UDC 539.25

PHYSICS

Yu. V. MALOV

ELECTRON-MICROSCOPIC STUDY OF ARTIFICIAL POLYCRYSTALLINE DIAMONDS—BALLAS AND CARBONADO

(Presented by Academician L. F. Vereshchagin on 25 X 1968)

Recently artificial polycrystalline diamonds—ballas and carbonado—have been created (^1). The present article gives the results of a study of their microstructure.

The technique for obtaining thin diamond films suitable for transmission electron microscopy is rather complicated; therefore there are almost no experimental data on defects in the crystal structure of monocrystalline diamonds (^2), and ballas and carbonado had not been studied at all. However, since diamond is nonplastic at room temperature, the procedure for preparing electron-microscopic specimens can be simplified.

Specimens of artificial ballas and carbonado were comminuted mechanically. The powder was deposited on grids coated with a carbon film; excess powder was removed by shaking. The study was carried out in an electron microscope at an accelerating voltage of 100 kV. A sufficient number of thin (i.e., electron-transparent) diamond fragments were found. Usually they had a wedge-like shape with well-defined cleavage steps (Figs. 1 and 4). Judging from the electron diffraction patterns, the cleavage planes are often close to crystallographic planes of the types {112}, {110}, and {111}. Figure 2 shows a crystal with thickness extinction contours. According to contrast theory, on passing from one contour to another the crystal thickness changes by (t_e). For diamond, for the reflection {111} operating in this case, the extinction distance is (t_e = 476) Å. Thus, it may be considered that in electron-microscopic studies under focused conditions the thickness of the diamond specimen should not exceed 2500–3000 Å. No fundamental difference has yet been found in the microstructure of single crystals obtained by comminuting ballas and carbonado; therefore there is no point in discussing the data separately.

In almost all crystallites, shapeless dark spots were observed (Figs. 1, 3, and 4). Tilting the specimen did not change their contrast. Imaging in the dark field likewise did not change the contrast. Consequently, it is due not to diffraction but to absorption of electrons. This cannot be connected with local thickening of the crystallites, since, as is evident from the photographs, the cleavage is usually fairly even, and abrupt changes in thickness occur at cleavage steps. By studying spots located at the edges of crystallites, it was possible to ascertain that they are not associated with adhesion to the surface of the specimen under investigation of finer particles. Hence we conclude: impurities are present in the diamond crystallites, distributed in the form of local clusters. The size of a cluster, as a rule, does not exceed 0.5 μ. In one case (Fig. 4), smaller inclusions of approximately identical diameter ((\sim 100) Å) were found. Their nature is unclear. It is quite possible, however, that these are micropores formed during coagulation of vacancies, analogous to those found in natural diamond (^2).

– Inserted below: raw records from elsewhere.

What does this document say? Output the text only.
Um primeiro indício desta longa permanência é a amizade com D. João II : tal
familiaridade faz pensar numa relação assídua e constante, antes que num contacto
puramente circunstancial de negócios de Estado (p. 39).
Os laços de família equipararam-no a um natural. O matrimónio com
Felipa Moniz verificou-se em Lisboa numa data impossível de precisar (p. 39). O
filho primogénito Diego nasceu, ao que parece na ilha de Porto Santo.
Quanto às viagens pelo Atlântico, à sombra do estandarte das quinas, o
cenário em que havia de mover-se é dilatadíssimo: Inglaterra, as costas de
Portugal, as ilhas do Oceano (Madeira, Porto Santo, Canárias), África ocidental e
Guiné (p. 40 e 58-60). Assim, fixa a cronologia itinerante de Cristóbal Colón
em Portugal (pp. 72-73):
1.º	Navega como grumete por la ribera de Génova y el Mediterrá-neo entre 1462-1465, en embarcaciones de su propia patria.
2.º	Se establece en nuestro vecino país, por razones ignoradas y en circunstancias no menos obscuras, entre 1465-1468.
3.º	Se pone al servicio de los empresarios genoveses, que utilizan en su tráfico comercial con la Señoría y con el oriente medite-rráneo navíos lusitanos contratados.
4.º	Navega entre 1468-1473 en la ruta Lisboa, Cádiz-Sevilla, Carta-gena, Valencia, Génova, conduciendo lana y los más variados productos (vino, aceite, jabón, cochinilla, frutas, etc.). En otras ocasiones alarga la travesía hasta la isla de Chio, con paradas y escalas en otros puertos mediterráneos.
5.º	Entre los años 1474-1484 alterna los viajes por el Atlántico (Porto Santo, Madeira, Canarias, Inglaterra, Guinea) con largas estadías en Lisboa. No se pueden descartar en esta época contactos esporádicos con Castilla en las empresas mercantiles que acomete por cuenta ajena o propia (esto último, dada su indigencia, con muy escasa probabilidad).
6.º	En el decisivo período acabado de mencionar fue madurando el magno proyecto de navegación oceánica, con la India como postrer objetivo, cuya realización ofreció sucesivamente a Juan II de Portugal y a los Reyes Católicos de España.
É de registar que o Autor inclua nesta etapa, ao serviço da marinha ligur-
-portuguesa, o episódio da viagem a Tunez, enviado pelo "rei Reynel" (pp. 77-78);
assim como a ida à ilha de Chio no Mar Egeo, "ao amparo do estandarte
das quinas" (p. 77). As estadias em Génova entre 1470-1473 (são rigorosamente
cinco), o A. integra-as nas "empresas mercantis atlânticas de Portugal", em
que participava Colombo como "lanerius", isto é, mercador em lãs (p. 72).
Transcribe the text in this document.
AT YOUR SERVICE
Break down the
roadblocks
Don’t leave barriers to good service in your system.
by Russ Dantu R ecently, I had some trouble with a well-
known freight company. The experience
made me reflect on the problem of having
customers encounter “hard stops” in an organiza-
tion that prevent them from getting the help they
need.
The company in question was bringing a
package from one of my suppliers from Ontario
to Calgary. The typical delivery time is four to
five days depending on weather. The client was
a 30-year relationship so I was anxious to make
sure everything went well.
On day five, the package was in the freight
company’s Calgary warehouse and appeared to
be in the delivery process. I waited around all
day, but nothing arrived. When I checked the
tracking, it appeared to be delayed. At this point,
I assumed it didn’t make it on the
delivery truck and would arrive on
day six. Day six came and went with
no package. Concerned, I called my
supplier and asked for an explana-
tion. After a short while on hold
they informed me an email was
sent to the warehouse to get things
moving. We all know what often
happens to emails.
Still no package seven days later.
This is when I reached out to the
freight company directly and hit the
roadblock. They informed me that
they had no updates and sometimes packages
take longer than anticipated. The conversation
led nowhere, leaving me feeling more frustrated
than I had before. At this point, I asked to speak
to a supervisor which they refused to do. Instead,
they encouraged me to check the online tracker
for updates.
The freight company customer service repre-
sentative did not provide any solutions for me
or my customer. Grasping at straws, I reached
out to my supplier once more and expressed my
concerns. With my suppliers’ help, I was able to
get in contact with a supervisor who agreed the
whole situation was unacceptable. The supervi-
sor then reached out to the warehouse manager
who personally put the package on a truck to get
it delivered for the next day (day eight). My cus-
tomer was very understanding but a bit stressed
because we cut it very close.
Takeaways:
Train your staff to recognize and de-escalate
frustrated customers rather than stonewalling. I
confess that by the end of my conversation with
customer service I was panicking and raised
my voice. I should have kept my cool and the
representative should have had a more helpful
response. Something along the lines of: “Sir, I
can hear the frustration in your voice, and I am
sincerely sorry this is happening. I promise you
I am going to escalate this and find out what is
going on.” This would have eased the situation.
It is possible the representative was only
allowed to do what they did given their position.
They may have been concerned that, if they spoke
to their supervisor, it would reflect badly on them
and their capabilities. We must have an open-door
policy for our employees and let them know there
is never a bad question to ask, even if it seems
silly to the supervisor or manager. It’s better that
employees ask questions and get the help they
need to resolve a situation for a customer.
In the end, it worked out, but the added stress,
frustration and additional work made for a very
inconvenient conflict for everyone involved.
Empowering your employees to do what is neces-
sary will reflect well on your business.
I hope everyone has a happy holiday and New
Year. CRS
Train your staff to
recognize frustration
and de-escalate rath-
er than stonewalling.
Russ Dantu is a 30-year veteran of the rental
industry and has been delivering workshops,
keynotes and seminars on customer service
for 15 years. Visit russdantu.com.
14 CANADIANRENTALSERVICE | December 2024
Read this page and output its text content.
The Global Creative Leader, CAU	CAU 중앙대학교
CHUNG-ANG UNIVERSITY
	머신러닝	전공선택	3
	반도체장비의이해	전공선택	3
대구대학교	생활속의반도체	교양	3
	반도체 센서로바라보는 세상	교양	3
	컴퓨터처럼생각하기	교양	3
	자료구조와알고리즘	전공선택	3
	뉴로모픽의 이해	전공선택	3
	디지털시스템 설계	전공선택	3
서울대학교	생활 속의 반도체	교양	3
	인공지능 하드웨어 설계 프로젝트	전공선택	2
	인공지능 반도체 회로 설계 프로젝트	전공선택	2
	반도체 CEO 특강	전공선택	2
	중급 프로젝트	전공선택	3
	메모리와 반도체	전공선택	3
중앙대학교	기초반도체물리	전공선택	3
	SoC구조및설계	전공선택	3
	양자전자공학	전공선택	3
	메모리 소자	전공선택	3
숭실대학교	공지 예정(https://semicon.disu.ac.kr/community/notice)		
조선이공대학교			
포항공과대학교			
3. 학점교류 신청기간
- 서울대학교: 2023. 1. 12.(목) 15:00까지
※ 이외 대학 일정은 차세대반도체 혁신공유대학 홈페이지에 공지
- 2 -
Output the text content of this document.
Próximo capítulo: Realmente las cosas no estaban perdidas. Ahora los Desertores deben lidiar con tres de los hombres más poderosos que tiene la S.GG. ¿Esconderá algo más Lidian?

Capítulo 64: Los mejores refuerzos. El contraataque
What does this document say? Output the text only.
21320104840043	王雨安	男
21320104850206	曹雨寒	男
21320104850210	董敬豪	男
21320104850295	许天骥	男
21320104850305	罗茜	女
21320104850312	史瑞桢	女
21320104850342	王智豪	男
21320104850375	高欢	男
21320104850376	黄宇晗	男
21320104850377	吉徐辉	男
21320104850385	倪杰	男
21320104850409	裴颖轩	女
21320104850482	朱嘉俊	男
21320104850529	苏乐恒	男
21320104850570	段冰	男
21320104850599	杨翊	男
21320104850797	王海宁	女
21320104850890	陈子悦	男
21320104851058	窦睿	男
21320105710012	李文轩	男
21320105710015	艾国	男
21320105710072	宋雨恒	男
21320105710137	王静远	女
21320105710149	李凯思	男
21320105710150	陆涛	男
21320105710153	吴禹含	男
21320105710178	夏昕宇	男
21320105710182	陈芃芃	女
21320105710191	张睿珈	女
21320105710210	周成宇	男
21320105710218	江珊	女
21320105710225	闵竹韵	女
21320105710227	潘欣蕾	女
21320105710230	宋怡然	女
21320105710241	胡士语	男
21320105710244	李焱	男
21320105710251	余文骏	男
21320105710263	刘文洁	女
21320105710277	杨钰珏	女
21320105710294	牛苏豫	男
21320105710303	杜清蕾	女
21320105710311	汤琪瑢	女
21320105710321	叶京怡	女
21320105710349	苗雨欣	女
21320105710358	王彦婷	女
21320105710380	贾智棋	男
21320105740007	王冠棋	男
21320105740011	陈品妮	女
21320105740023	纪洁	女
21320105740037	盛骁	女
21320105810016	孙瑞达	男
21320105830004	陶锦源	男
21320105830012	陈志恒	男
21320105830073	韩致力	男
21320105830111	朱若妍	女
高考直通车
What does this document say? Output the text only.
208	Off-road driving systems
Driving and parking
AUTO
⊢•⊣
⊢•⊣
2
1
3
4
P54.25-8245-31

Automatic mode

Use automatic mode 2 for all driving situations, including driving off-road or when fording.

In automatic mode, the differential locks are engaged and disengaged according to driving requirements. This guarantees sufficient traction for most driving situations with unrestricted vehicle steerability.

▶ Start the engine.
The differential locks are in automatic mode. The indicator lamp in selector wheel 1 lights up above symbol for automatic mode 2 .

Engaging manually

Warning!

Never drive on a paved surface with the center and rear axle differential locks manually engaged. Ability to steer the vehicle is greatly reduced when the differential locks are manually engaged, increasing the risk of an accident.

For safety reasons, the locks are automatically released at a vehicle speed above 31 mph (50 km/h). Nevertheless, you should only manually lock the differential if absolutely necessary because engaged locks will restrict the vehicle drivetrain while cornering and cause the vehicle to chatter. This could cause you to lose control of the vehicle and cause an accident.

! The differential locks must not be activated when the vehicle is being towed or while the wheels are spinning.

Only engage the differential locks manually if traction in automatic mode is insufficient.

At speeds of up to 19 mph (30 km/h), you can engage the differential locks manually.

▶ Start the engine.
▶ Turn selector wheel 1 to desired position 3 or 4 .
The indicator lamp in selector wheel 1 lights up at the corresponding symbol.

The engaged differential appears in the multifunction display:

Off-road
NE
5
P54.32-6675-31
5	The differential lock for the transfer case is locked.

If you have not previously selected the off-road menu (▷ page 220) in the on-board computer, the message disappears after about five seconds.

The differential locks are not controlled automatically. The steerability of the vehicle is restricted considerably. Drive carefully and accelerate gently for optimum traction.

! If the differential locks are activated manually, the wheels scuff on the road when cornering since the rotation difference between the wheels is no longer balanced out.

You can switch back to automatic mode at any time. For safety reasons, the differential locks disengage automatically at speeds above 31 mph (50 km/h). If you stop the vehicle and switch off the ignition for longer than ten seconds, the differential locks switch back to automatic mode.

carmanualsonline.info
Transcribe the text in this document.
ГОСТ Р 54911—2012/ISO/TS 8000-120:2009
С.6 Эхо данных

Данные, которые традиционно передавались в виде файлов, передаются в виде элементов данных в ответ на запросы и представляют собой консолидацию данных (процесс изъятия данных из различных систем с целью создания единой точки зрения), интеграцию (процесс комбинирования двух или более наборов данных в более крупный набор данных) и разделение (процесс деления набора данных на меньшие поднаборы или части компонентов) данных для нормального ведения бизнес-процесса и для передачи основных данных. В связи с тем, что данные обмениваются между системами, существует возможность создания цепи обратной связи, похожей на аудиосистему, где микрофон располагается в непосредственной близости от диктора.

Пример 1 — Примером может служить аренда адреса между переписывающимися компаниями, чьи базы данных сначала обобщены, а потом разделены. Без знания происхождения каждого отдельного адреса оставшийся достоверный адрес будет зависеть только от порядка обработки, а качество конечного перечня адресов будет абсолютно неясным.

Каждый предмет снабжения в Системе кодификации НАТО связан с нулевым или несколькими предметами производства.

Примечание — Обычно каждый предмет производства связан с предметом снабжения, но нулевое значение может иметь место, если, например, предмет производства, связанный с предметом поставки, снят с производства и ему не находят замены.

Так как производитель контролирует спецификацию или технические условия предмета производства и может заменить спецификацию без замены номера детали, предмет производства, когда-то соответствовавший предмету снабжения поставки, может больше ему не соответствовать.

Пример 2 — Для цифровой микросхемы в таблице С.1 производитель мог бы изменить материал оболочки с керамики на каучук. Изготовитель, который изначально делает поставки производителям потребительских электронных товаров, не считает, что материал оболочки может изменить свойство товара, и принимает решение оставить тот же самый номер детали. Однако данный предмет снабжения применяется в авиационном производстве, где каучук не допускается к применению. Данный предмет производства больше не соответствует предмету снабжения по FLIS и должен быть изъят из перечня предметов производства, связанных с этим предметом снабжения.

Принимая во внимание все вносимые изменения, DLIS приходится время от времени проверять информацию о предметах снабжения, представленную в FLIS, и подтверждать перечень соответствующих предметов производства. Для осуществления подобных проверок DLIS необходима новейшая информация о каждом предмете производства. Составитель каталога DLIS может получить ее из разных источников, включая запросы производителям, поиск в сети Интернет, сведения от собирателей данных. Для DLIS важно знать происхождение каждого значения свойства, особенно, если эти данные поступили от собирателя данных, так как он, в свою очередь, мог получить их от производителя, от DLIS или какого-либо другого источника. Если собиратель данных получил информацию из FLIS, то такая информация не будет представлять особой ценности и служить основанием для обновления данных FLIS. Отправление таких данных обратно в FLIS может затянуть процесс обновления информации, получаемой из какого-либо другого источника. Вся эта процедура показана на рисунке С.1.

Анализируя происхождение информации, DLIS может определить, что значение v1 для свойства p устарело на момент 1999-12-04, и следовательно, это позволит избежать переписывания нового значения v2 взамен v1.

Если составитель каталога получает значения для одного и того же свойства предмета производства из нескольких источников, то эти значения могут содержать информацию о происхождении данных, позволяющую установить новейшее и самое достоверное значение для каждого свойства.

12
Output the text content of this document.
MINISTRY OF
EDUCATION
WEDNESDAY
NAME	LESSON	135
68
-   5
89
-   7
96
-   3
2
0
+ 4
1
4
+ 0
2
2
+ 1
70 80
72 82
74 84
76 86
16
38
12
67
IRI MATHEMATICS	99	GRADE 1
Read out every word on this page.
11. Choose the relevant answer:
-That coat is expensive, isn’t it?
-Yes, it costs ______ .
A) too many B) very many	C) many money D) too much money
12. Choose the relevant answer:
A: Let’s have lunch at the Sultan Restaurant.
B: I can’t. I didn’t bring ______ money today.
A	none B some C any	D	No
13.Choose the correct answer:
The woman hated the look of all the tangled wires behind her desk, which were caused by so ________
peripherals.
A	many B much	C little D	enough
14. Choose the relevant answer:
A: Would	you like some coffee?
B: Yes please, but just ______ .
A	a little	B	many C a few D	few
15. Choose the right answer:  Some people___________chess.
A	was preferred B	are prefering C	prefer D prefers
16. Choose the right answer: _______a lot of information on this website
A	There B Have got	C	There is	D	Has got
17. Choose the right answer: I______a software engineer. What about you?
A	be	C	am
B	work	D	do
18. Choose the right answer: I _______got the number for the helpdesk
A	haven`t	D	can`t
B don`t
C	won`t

Fig. 1. Carbonado. Cleavage steps, inclusions. Diffraction: zone [112]

Fig. 2. Carbonado. Arrows indicate stacking faults. Diffraction: zone [110]

Fig. 3. Ballas. Inclusions. Diffraction: zone [112]

Fig. 4. Carbonado. Cleavage steps, small inclusions

In one of the diamond fragments a system of stacking faults lying in parallel planes was found (Fig. 2). Since their planes are inclined to the incident electron beam, the stacking faults produce periodic contrast (an alternation of dark and light bands parallel to the line of intersection of the sample surface with the plane of the stacking fault).

Kikuchi lines are present in most of the electron-diffraction patterns. As is known, two conditions are necessary for their appearance: (a) the crystal must be sufficiently thick; (b) there must be a high degree of perfection with respect to angular misorientations of the atomic planes. The latter can be estimated from the width of the lines. For both ballas and carbonado, the degree of misorientation lies in the interval (3 \cdot 10^{-4}—2 \cdot 10^{-3}) rad. Thus, despite the fact that during growth impurities enter the diamond lattice, the distortions that arise in this process do not spread throughout the entire lattice but are localized near the inclusions. In addition, the presence of Kikuchi lines confirms the correctness of our method for obtaining thin specimens.

The author expresses gratitude to L. F. Vereshchagin for formulating the problem and for his constant guidance of the work.

Institute of High Pressure Physics
Academy of Sciences of the USSR

Received
14 X 1968

CITED LITERATURE

1. Ya. A. Kalashnikov, L. F. Vereshchagin et al., DAN, 172, No. 1, 76 (1967).
2. R. Berman, Physical Properties of Diamond, Oxford, 1965.